Presently, Spelthorne's Brownfield Register Part 1 has been published with a total of 25 sites included on it. They contain sites that have planning permission, or are allocations in the adopted local plan, 2009. In due course the register will be extended to include relevant sites that have been submitted through the Council's Strategic Land Availability Assessment or appropriate sites which meet the criteria. Part 1 of the Brownfield Land Register does not affect the status of sites that already have planning permission or are allocated in the adopted Local Plan for development. The inclusion of other sites on the register does not give them any formal status, or grant permission in principle, or in any sense infer that planning permission will be granted for development. The Brownfield Land Register will be subject to periodic review and through ongoing refinement further sites will be added whilst others may be removed
Sites on Part 1 may be entered by the LPA onto Part 2 of the LPAs Brownfield Register. This is subject to undertaking the necessary requirements for publicity, notification and consultation. When this happens, they are automatically granted Permission in Principle (PiP). There are currently no sites on part 2.
From 1 June 2018 the Town and Country (Permission in Principle) (Amendment) Order 2017 will come into force which will allow applicants to apply for Permission in Principle directly from a LPA for residential development of land. This applies to development where the "main purpose" is housing but some non-residential development may also be proposed. No definition of the "main purpose" has been given and the elasticity of this has yet to be tested.
PiP provides an alternative to the typical path of applying for planning permission. Unlike the original Order where PiP is given 'as of right' to brownfield sites listed on Part 2 of the register, under the new Order LPAs may grant PiP proposals or refuse them. Therefore, as PiP is no longer confined purely to brownfield land, applications to the LPA for PiP can be submitted on all types of land, unless exempted by the regulations. An example of an exemption is habitats development where development is likely to have a significant effect on a European site. This application procedure is restricted to minor development comprising a maximum of up to nine dwellings, floorspace of under 1,000 sq. m or a site area of less than one hectare. The application for PiP must express the proposed development as a range and be accompanied by a form and a location plan.
LPAs are required to advertise PiP applications by displaying a site notice on or near the site and advising that representations must be made within a period of not later than 14 days. There is no requirement to write to adjoining residents. The period currently given to third parties to respond on planning application is 21 days.

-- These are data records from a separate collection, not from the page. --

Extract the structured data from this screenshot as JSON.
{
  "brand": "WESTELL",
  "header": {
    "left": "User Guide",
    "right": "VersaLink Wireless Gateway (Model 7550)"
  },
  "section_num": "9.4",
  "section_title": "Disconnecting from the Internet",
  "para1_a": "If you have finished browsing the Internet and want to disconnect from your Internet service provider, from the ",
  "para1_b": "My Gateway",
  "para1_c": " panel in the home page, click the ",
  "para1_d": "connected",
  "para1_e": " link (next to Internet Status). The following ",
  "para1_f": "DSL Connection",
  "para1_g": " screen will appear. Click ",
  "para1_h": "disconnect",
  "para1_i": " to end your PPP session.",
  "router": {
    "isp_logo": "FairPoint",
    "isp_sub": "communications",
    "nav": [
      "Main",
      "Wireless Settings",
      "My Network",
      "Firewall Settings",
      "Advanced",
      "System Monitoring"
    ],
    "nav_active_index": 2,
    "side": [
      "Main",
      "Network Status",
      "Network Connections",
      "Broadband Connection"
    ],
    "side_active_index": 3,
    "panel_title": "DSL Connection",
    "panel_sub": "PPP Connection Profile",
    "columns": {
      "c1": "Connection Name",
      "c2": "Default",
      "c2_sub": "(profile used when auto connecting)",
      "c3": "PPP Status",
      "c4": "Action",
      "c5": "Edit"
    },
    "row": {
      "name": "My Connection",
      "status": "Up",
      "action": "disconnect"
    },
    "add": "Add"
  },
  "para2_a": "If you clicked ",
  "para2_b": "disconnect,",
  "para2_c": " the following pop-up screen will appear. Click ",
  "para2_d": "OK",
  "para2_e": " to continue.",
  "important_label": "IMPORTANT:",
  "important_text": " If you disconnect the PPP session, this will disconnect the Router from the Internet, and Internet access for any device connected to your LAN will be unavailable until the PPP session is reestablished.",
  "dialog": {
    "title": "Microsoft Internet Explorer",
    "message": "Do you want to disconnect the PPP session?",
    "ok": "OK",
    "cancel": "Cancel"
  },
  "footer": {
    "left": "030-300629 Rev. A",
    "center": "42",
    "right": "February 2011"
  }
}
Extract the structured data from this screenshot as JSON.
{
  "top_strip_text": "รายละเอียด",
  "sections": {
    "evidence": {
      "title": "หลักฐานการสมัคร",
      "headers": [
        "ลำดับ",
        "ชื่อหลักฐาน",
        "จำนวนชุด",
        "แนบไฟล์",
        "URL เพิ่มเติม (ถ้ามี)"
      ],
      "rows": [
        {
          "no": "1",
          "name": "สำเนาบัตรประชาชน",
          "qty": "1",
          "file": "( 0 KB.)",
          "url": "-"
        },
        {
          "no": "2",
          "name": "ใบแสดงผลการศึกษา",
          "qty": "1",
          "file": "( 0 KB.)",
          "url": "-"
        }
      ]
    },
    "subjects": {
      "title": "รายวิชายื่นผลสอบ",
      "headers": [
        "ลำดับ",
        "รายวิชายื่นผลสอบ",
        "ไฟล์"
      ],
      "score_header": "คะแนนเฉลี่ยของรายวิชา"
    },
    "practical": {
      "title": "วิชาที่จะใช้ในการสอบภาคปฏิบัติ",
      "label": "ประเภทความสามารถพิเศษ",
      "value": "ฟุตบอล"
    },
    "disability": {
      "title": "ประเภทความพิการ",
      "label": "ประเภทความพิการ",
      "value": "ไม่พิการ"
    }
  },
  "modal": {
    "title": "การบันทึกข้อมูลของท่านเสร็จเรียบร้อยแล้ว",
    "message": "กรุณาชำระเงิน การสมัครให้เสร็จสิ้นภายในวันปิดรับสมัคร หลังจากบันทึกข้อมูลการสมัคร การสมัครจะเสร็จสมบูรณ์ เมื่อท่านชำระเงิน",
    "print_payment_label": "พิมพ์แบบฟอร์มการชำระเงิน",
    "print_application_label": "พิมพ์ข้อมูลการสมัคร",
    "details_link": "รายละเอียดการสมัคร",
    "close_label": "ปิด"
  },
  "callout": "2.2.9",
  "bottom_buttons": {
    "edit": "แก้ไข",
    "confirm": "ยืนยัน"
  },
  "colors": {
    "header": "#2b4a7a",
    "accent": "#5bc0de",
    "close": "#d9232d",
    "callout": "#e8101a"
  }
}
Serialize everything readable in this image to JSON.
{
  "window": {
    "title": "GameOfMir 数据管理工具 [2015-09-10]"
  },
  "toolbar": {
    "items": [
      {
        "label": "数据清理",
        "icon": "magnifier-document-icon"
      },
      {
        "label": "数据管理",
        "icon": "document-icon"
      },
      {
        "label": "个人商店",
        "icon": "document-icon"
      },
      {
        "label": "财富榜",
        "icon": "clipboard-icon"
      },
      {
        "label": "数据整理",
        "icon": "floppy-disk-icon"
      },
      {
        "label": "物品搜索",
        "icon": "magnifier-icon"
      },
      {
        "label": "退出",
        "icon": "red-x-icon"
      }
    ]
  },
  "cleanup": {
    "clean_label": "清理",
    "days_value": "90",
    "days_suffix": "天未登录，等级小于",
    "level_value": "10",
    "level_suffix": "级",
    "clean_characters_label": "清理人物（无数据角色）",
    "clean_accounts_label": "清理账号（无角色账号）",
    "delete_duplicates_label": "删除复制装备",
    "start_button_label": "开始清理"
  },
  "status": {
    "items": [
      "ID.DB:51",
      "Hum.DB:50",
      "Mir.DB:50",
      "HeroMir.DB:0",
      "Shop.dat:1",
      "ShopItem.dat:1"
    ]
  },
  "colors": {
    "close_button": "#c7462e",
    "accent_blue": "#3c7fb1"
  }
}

The time period for a decision on a PiP is five weeks from the date of receipt. If the applicant is willing, it is possible to agree an extension of time to the determination period. The current period for the determination of planning applications of this nature is eight weeks. PiP applications can be refused and, if this is the case, this refusal can be appealed. If a decision is not made within the prescribed five weeks period there is no automatic permission although the applicant can appeal on the basis of a non-determination.
When granting PiP, the LPA must specify the minimum and maximum number of dwellings which are permitted in principle. In relation to any non-housing development, the LPA is required to specify the scale of the development which is permitted and its use.
If PiP is granted by the LPA, applicants must then apply for Technical Details Consent (TDC) in order to obtain the authorisation required to carry out the building of the development. The TDC provides greater detail on the technical matters associated with the development such as the design and appearance. The determination period for TDC applications for up to 9 dwellings will be five weeks. The determination period for TDCs involving major schemes (which do not involve an environmental Impact Assessment) will be 10 weeks. However, TDC applications for major schemes (over 10 units or more) will only follow by virtue of PiPs being on Part 2 of the Brownfield Register or if a PiP is secured through a Local Plan allocation (the regulations relating to the latter have not been received) and not through the application process which is limited to minor development as specified in 1.4 above.
The application process is, therefore, essentially a two stage one:
The process is not dissimilar to the current process of an Outline Planning Application with all matters reserved, followed by a Reserved Matters application for details relating to appearance, means of access, landscaping, layout and scale which will continue to exist. However, the LPA has a much shorter time period to determine PIP and TDC applications. The time period for the determination of the current application system is 8 weeks for both outline and reserved matters.
The planning application fee for a PiP will be calculated on the same basis as an Outline Planning Application. Further details including the application forms will be available from www.planningportal.co.uk in due course.